On sait, en effet, que les partis ayant fait le choix de la participation, notamment ceux du courant islamiste, sont en campagne prématurée comme l’atteste leur activisme particulièrement durant le week-end où ils ne lésinent pas sur l’effort en se rendant un peu partout à travers le pays, à l’image d’Abdelkader Bengrina qui se montre de plus en plus ambitieux. Une ambition vraisemblablement démesurée qu’il doit manifestement mettre à l’épreuve au vu de la très forte présence de ses frères islamistes dans la compétition électorale et celle des anciens partis de ce courant à l’image du Mouvement de la société pour la paix (MSP) et du Front pour la justice et le développement (FJD).

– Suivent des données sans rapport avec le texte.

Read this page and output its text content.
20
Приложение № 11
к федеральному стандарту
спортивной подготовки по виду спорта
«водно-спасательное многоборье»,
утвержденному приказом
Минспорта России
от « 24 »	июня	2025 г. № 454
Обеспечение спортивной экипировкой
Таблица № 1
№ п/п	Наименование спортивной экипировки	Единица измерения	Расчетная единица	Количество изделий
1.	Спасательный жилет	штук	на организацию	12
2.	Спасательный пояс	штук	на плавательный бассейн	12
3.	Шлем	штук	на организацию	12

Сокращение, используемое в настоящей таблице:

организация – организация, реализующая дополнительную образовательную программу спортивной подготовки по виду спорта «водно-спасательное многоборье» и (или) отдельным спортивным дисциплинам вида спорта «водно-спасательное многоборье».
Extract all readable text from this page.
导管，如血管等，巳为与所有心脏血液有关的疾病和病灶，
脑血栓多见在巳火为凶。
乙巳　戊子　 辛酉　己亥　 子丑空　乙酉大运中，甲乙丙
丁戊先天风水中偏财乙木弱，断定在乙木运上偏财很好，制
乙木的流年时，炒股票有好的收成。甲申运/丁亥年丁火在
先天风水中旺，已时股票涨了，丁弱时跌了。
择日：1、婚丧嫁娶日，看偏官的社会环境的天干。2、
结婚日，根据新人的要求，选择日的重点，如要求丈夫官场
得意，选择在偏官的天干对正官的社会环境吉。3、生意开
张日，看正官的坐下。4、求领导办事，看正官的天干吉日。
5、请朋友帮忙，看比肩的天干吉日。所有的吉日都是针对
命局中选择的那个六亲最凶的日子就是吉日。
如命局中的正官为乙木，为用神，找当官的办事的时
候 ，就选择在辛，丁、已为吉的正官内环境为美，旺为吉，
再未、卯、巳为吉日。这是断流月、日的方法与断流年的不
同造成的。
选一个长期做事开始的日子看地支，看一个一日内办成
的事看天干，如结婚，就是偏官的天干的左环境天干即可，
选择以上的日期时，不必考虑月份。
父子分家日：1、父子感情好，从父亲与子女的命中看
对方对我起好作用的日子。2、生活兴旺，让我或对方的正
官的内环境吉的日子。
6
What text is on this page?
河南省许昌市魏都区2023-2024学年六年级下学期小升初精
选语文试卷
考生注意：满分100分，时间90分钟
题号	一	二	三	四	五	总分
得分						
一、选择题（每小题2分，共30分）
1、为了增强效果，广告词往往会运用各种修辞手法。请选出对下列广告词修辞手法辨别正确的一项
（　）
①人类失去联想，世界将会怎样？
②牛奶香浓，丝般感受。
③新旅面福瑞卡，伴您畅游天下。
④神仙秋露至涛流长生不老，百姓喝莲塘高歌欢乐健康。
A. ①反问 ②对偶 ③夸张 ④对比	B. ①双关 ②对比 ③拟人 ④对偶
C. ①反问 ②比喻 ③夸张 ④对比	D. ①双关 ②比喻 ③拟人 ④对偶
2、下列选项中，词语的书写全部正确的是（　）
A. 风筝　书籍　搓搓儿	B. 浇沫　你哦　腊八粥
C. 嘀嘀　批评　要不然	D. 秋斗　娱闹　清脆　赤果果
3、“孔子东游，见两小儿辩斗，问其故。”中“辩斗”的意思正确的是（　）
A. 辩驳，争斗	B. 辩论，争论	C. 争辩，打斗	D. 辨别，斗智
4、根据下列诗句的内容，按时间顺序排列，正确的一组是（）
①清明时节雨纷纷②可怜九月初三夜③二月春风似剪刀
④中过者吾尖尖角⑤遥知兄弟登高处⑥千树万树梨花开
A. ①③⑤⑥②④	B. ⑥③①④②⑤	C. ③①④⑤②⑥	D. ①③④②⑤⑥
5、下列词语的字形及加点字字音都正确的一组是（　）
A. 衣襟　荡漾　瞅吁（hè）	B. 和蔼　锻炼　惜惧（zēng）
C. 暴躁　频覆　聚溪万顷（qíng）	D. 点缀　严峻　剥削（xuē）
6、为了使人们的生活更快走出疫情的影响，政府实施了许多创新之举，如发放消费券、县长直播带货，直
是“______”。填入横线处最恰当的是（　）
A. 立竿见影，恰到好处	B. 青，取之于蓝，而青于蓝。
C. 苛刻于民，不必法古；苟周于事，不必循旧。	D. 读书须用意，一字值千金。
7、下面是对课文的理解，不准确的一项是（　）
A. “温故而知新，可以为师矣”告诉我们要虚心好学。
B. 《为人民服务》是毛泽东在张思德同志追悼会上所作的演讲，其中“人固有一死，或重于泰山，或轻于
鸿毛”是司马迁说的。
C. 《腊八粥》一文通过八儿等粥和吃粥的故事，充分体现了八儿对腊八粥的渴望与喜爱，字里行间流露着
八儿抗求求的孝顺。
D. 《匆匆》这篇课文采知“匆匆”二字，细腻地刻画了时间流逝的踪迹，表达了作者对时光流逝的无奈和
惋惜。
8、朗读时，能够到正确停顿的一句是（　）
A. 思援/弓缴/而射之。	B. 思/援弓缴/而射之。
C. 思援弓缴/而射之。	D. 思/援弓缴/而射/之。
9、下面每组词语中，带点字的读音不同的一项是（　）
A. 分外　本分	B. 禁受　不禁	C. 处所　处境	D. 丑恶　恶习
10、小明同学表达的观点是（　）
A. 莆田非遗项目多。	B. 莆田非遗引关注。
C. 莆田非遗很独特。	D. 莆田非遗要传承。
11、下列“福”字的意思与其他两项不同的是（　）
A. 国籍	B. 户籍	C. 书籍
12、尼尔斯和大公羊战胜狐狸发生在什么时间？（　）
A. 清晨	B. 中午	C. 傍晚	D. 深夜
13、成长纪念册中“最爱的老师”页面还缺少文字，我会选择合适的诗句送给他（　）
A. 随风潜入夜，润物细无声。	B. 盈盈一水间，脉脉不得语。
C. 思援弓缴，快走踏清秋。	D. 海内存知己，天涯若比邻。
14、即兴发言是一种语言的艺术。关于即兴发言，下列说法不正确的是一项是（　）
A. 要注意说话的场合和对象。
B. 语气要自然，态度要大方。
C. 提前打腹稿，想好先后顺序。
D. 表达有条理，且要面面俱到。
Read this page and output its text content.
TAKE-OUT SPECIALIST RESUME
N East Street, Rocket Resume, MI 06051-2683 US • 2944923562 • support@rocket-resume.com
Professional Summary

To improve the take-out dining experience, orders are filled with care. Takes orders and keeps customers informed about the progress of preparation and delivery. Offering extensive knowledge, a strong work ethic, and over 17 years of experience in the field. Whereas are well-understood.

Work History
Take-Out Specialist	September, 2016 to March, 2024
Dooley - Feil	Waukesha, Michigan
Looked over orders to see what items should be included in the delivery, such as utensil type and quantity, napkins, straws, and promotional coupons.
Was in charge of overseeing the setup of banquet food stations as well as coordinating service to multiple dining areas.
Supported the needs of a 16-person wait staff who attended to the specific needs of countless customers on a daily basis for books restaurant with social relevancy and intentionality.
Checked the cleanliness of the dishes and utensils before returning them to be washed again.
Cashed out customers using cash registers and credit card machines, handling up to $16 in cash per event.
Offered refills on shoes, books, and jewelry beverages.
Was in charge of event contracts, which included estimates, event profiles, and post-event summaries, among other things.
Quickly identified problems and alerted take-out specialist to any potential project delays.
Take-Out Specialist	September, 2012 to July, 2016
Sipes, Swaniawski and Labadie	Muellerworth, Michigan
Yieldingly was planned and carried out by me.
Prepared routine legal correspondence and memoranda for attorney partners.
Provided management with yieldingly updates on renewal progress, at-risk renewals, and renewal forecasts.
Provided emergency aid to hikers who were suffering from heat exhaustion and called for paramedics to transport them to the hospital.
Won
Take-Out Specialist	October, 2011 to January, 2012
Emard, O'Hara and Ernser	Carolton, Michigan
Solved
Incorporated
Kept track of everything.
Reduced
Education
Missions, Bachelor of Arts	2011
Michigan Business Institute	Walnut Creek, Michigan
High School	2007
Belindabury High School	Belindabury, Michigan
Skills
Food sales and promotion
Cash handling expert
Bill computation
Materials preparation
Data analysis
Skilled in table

Mais cette ambition de l’ancien candidat à la présidence et éventuellement celle des autres formations du même courant peut compter sur la défection des partis du courant démocratique qui ont préféré tourner le dos aux législatives dans une posture qui n’a pas convaincu plus d’un observateur. Ces derniers appréhendent d’ores et déjà une Assemblée nationale à domination islamiste et que cela pourrait peser sur la nature des votes et des délibérations parlementaires.
D’où la signification que peut prendre le choix de la participation de Jil Djadid dont le président n’a pas cessé de plaider pour l’élection d’institutions avec une légitimité sans tâche, les mettre en situation de contrôler au plus près l’action du gouvernement et lutter avec des lois draconiennes contre tous les actes délictueux. Par ailleurs, les législatives comptent également un autre invité, qui a pour nom Talai El Hourriyet, traversé depuis plusieurs mois par une crise interne absorbée par le choix de la participation qui sera une première dans la jeune trajectoire du parti. « Cette décision découle de la conviction du parti que les élections étaient le meilleur moyen pour sortir de la crise », a déclaré, le président de l’instance chargée de la gestion du parti, Reda Benouenane, à l’issue de la réunion de la session extraordinaire urgente du Comité central du parti, tenue au siège national du parti, à la demande des deux-tiers de ses membres.

Les listes indépendantes en force
En plus de ce qui est attendu à l’issue de ce scrutin au vu des forces en présence, l’échéance annonce d’ores et déjà une forte présence des listes indépendantes. L’Autorité nationale indépendante des élections (ANIE) a indiqué avoir enregistré jusqu’à mercredi dernier 1 755 listes de partis politiques et 2 898 listes d’indépendants désirant se porter candidat aux élections. Ces chiffres attestent d’une nouvelle tendance dans le champ politique qui reste sans doute faiblement étudié.
Soutenant récemment que « la société civile crée l’équilibre avec la société politique », le président de la République a expliqué « quand la société civile est vivante et positive, elle constitue un bouclier pour le pays ». Ce n’est pas l’avis du MSP, Abderezzak Makri, qui ne cesse de crier à une « volonté d’obstruer les partis politiques à travers des entités issues de la société civile ». Déclarant haut et fort que les « partis qui ont accumulé de l’expérience sur le terrain et dans la gestion des Assemblées sont irremplaçables, y compris pour le bien du pays ».